携帯によろしく 第十章(4)

「すいません!?コースターないんで!!?」
「そのままですが!?」
と言って一平は、
コップに注いだジュースを小百合の前に置いたのです。
「わたしこそすみません!?」
「急にお寄りして!??」
と言うと、軽く会釈した小百合でした。

会話が途切れたので一平は、
「あしたお見合いですね!!?」
「いい方だといいですねー!?」
と言ったのです。

「あんまり気乗りしていませんの!?」
「父がむかしからお世話になっている方のご紹介なので!!?」
「父は、”お前がいやなら無理にしなくてもいいんだぞ!!?”」
「そう言ってくれたんですが!?」
と言うと、ひと呼吸おいたのです。
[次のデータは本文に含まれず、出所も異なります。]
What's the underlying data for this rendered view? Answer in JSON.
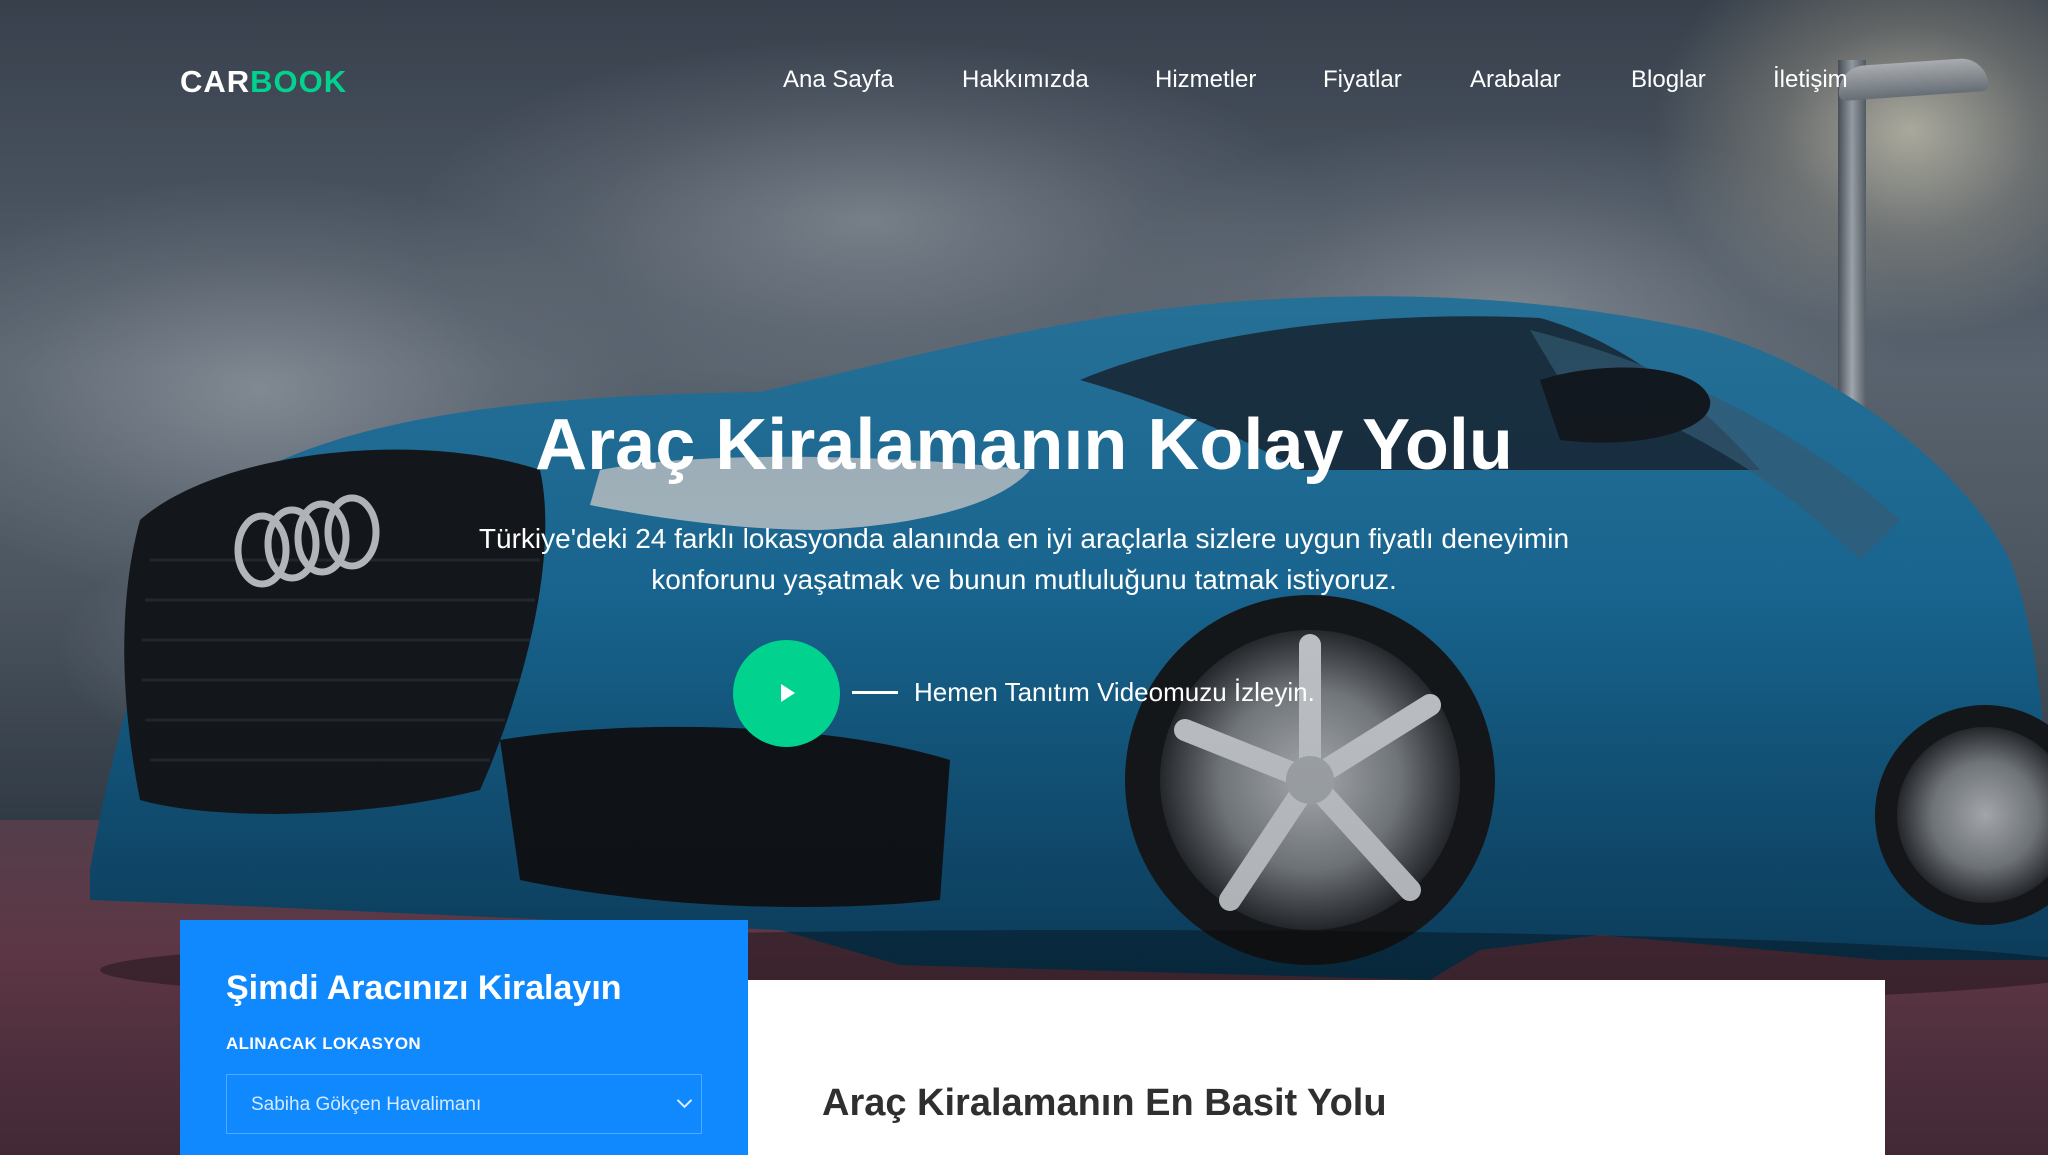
{
  "brand": {
    "logo_part1": "CAR",
    "logo_part2": "BOOK",
    "accent": "#01d28e",
    "primary": "#1089ff"
  },
  "nav": {
    "items": [
      {
        "label": "Ana Sayfa"
      },
      {
        "label": "Hakkımızda"
      },
      {
        "label": "Hizmetler"
      },
      {
        "label": "Fiyatlar"
      },
      {
        "label": "Arabalar"
      },
      {
        "label": "Bloglar"
      },
      {
        "label": "İletişim"
      }
    ]
  },
  "hero": {
    "title": "Araç Kiralamanın Kolay Yolu",
    "description": "Türkiye'deki 24 farklı lokasyonda alanında en iyi araçlarla sizlere uygun fiyatlı deneyimin konforunu yaşatmak ve bunun mutluluğunu tatmak istiyoruz.",
    "video_text": "Hemen Tanıtım Videomuzu İzleyin.",
    "play_icon": "play-icon"
  },
  "booking": {
    "title": "Şimdi Aracınızı Kiralayın",
    "pickup_label": "ALINACAK LOKASYON",
    "pickup_value": "Sabiha Gökçen Havalimanı"
  },
  "steps": {
    "title": "Araç Kiralamanın En Basit Yolu"
  }
}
そして、
「一平さんジュースいただきたいのですが!!?」
「よろしいでしょうか?!」
と小百合が言ったのでした。

「俺が先、口つけなくちゃー!?」
「小百合さんも飲みにくいですよねえー!??」
と言って、ジュースをコップ半分ほど飲んだのです。
そのあとすぐ、
「いただきます!?」
と小百合言い、ジュースを一口飲んだのでした。

「小百合さん!?ご趣味はなんですか?!」
と一平が訊くと、
「今、茶道と華道それにお料理を習っていますので!?」
「今は、趣味といえばそれでしょうか?!」
と小百合が言うと、
「なるほどねっ!!?」
と妙に納得した一平でした。

「一平さんのご趣味はなんですか?!」
と小百合が訊くと、
「趣味ですかー!??」
「そうだなー!??」
と言ってから少し考えた一平でした。

「去年ぐらいまでは、学生時代の友人と映画に行ったり!?」
「ドライブ行ったり、ボーリングやビリヤードしたり!?」
「麻雀やったりしていましたけど!??」
「それって趣味っていえるかどうかわかりませんけどねっ!!?」
「そういえば最近!?」
「仕事関係の人たちとの付き合いのほうが、多いかなあー??!」
と一平は言ったのです。

少し間をおき、
「先週だったかなあー??!」
「みんな都合が悪くなって、映画に行かなかったんですよー!??」
「やっぱり、みんなも仕事関係の付き合いがー!?」
「多くなってるのかもしれませんねえー!??」
と、一平は言ったのでした。

「ユーがああなってから!?」
「お友だちからのお誘いもありませんわ!?」
「気を使ってくれていると思うんですけど!??」
「ユーが意識を取り戻してくれれば!??」
と言って、少し涙ぐんだのです。
そして小百合は、隣のイスに置いてあるバッグから、
ハンカチを取り出したのでした。

一平は立ち上がりぐるっとテーブルを回り、
小百合のそばに行ったのです。そして、
「ユーがわたしたちの世界に戻ってくることを、願っていましょう!!?」
「時間がかかるかもしれませんが!?」
「そういう時が訪れると信じてねっ!!?」
と一平は涙をいっぱい溜め、そう言ったのでした。

座って、涙を拭きながらそのことばを聞いていた小百合が、
一平を見上げると、大粒の涙が出ていたのでした。
それを見た小百合はイスを引きゆっくり立ち上がると、
「一平さん!!?」
と言って、ゆっくり抱きついたのです。

一平は小百合を、強く抱きしめたのでした。
ふたりは涙を流しながら、
しばらくのあいだ強く抱き合っていたのです。

「小百合さん!??」
と言って、一平が抱きしめていた力を緩めると、
小百合も力を緩めたのでした。
そして一平と小百合はお互い、
涙をいっぱい溜めている顔を見つめ合ったのです。

「涙で!小百合さんの顔がよく見えないよー!??」
と一平が言うと、
「もっと近づけば、見えるかもしれませんわ??!」
と小百合が言ったのです。

一平は小百合を抱き寄せ、顔を近づけたのでした。
すると小百合が、ゆっくり目を閉じたのです。
「いいの?!」
と一平が言うと、
目を閉じたまま小百合は、軽くうなずいたのでした。
一平は、遠慮がちに軽くおでこにキスしたのです。